MEDAV adlı medrese hocalarının kurduğu bir derneğin başkan yardımcılığını yapıyordu. Bölge toplumunun nazarında kritik bir mevkiye sahipti. PKK tehditlerine ve faaliyetlerine karşı gönüllü konumu vardı. Açık söylemek gerekirse Abdülkerim Çevik bölgenin geleceğini belirleyebilecek kritik şahsiyetlerden biriydi. O nedenle “hedef” olan biriydi aynı zamanda. Her zaman rastlanabilecek sıradan bir sulh meselesinde psikolojisi bozuk olduğu söylenen biri tarafından katledildi. Bölgede daha önce böyle bir olay yaşanmamıştı. Arabuluculuk yapan insanlar Norşin’de daha önce böyle bir şeyle karşılaşmamıştı. İnsanlar Norşin’e barışmaya gelir, kavga etmeye değil. Menzil camiası da burada var. Norşin merkezi bir yer o bakımdan. Yörenin medreselerini yeniden canlandıran Abdülkerim hoca idi. Hem Norşin’de hem başka il ve ilçelerde. Biz de bu çalışmalarına katkıda bulunuyorduk. Bundan sonra bölgede ciddi sıkıntılara ortaya çıkarabilir. En önemlisi, bölge toplumu arasında kanaat önderi olan aile ve şahsiyetler, herhangi bir sosyal bunalım sırasında aranmalarına sorulmalarına rağmen müdahaleden çekinebilir. Bu tür anlaşmazlıklarda hedef olmak kaygısıyla arabulucu rolünü göstermeyebilir. Geçmişte bir çok olaya akil adam olarak müdahale eden bu insanların “dokunulmazlık”ı vardı. 500’e yakın husumete son vermişti. Dokunulmaz, saygı, itibar gören insanlar. Onlara dokunmak, zarar vermek kimsenin düşüneceği şey değildi. Toplumu koruyucu bir duvar daha yıkılmış oldu.
 
“Tekke ve Zaviye-Tevhid-i Tedrisat Kanunları Kaldırılmalı”
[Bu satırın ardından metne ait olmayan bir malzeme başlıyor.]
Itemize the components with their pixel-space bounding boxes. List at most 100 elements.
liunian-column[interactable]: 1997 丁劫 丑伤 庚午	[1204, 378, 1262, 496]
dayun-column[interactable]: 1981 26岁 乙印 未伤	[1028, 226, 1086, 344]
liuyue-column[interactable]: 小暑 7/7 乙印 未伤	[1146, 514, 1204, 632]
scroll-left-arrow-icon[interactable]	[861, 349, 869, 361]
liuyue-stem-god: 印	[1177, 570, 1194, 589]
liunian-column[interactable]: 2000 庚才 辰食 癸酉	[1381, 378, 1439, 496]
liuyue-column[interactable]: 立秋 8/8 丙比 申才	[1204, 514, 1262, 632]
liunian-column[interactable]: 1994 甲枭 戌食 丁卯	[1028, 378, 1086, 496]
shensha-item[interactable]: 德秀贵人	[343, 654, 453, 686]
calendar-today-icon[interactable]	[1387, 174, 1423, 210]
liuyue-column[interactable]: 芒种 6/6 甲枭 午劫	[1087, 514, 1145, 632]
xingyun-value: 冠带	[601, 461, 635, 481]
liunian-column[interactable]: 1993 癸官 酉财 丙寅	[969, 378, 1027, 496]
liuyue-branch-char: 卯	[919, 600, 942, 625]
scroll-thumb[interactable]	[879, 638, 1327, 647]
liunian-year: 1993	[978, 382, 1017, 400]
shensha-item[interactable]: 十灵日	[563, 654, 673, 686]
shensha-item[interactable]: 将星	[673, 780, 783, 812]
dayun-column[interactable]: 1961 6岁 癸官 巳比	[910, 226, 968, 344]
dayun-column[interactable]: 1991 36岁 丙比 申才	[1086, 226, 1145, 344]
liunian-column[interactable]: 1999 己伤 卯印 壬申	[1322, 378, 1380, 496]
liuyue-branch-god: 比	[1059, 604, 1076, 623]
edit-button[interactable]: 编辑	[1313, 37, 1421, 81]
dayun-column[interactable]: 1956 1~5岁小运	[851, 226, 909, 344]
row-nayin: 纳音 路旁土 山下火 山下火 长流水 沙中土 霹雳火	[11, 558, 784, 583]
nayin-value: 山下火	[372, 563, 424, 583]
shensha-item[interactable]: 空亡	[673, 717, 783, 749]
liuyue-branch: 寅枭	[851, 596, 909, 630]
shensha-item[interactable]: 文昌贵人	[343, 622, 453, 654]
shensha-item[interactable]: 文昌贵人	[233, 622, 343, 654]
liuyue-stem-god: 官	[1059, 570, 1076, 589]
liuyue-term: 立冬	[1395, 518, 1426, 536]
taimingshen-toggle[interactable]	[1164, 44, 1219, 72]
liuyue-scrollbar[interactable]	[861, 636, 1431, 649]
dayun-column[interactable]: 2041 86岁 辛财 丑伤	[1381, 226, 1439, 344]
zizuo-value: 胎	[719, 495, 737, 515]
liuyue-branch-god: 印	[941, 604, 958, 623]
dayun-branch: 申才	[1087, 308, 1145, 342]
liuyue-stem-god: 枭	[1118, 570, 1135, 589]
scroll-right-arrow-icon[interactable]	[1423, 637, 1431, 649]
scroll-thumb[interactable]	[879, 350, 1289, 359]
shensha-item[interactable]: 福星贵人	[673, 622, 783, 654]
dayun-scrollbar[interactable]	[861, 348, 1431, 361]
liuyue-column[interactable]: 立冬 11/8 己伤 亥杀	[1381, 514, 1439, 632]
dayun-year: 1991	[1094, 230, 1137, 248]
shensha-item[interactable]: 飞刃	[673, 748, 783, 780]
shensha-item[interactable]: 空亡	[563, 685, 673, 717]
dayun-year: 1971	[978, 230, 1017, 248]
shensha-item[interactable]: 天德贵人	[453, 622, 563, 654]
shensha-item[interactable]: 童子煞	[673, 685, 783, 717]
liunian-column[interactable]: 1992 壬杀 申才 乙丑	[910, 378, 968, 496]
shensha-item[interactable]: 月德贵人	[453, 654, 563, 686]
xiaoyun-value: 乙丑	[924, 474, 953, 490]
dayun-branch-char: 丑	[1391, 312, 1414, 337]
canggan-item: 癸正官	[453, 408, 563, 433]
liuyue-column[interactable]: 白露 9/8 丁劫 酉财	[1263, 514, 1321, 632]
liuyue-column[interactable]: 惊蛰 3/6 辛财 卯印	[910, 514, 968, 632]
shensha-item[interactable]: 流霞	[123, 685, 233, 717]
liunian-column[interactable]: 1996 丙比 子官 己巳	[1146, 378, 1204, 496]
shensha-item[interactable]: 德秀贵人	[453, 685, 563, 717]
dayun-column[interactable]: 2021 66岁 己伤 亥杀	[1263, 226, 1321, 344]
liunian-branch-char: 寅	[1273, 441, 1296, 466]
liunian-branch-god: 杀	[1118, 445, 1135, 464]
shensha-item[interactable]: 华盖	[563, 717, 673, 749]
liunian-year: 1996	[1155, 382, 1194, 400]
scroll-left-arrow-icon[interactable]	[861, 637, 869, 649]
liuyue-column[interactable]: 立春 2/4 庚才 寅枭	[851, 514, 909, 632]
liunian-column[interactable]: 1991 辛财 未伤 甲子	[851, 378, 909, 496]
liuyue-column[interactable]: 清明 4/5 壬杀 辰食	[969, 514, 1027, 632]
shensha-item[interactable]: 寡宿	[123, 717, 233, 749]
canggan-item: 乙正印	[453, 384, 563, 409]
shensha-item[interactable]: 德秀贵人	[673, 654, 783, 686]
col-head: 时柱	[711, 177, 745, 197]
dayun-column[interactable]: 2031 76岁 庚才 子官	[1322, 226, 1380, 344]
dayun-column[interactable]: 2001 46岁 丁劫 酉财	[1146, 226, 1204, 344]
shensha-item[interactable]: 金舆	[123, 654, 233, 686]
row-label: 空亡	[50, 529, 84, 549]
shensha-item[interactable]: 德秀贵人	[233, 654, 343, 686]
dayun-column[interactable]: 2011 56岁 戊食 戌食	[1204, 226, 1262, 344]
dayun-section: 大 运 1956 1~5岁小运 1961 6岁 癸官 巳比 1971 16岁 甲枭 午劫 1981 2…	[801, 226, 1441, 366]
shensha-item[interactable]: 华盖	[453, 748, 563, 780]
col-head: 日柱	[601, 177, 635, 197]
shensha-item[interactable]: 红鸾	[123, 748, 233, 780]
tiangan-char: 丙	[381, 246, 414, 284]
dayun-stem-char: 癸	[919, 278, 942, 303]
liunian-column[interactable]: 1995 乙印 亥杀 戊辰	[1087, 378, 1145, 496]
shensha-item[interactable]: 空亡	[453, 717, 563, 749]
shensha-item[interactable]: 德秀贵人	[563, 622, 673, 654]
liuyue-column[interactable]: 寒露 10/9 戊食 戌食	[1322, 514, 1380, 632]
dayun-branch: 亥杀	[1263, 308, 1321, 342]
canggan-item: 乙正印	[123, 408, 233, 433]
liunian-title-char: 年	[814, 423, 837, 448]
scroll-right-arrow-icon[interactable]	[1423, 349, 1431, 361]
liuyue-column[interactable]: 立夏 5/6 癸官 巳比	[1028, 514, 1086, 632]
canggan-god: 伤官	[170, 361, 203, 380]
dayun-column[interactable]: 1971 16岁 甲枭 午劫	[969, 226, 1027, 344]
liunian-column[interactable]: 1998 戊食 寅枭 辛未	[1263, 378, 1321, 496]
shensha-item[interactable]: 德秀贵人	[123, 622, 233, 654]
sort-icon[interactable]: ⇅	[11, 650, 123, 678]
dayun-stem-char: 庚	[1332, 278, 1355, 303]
İBB Meclisi’nde AK Parti ve MHP tarafından reddedilen, CHP ve İP meclis üyelerinin cemevlerinin ibadethane statüsüne alınması yönündeki teklifi hakkında da görüş belirten Yüksel şunları söyledi;
 
“Alevîler Almanya Merkezli Olarak Kışkırtılıyor”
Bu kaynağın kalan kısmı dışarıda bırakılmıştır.